355. Introduction to Numerical Methods. (3h) Numerical computations on modern computer architectures; floating point arithmetic and round-off error. Programming in a scientific/engineering language such as MATLAB, C, or FORTRAN. Algorithms and computer techniques for the solution of problems such as roots of functions, approximation, integration, systems of linear equations and least squares methods. Also listed as CSC 355. P—MTH 112 and MTH 121, 205 or 206 or POI. (D)

357.  Probability. (3h) Probability distributions, mathematical expectation, and sampling distributions. MTH 357 prepares students for Actuarial Exam #1.  P—MTH 112 or POI. (D)

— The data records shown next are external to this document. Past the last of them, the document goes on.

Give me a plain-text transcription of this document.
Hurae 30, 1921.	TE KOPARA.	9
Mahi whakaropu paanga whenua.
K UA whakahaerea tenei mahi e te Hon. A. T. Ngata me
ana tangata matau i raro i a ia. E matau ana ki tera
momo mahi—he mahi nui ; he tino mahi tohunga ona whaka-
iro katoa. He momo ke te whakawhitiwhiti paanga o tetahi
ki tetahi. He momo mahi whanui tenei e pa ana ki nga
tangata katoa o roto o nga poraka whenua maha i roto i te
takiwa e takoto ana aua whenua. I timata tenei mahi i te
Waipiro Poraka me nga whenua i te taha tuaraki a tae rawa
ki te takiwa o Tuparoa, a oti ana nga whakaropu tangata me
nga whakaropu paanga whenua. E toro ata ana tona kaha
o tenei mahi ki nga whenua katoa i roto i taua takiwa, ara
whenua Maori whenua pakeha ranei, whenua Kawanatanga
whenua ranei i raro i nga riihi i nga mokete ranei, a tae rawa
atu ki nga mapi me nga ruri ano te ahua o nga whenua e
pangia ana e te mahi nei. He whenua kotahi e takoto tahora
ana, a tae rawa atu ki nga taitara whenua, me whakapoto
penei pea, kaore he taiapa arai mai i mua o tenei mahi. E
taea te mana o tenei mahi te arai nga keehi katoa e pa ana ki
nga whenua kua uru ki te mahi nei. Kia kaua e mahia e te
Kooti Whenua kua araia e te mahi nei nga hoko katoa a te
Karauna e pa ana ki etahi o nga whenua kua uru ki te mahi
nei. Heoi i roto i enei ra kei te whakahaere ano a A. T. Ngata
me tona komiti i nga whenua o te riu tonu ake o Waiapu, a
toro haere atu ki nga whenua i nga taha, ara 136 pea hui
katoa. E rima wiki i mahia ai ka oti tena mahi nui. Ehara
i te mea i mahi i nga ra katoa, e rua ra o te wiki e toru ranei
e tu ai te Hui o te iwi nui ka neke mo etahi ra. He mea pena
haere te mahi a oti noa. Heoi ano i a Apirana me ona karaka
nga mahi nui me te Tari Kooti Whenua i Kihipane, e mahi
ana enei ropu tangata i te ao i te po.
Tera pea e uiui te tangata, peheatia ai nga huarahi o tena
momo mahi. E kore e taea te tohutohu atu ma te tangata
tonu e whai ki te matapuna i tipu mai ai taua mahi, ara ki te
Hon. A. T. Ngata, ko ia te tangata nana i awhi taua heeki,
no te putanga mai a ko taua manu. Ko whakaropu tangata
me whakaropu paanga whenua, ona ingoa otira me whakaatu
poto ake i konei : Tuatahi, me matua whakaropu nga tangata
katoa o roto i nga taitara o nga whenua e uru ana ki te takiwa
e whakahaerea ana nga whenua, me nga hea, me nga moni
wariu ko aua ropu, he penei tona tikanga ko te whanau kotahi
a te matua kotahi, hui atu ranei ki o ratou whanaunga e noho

358. Mathematical Statistics. (3h)  Derivation of point estimators, hypothesis testing, and confidence intervals, using both maximum likelihood and Bayesian approaches. P—MTH 357 or POI. (D)

362. Multivariate Statistics. (3h) Multivariate and generalized linear methods for classification, modeling, discrimination, and analysis. P—MTH 112, MTH 121 or 205, and MTH 256 or POI. (D)

364.  Computational and Nonparametric Statistics. (3h) Computationally intensive methods to fit statistical models to data.  Topics include simulation, Monte Carlo integration and Markov Chain Monte Carlo, sub-sampling, and non-parametric estimation and regression.  Students will make extensive use of statistical software throughout the course.  P—MTH 109 or 256, and MTH 357, or POI. (D)

367.  Linear Models. (3h) Theory of estimation and testing in linear models.  Topics include least squares and the normal equations, the Gauss-Markov Theorem, testing general linear hypotheses, and generalized linear models.  P—MTH 121 or 205 or 206, and MTH 256 or 357. (D)

381. Individual Study. (1h, 2h, or 3h) Independent study directed by a faculty adviser. By prearrangement.

383. Selected Topics. (1h, 2h, or 3h) Topics in mathematics not considered in regular courses or which continue study begun in regular courses.  Content varies.

391. Senior Seminar Preparation. (1h) Independent study or research directed by a faculty adviser by prearrangement with the adviser.

392. Senior Seminar Presentation. (1h) Preparation of a paper, followed by a one-hour oral presentation based upon work in MTH 391.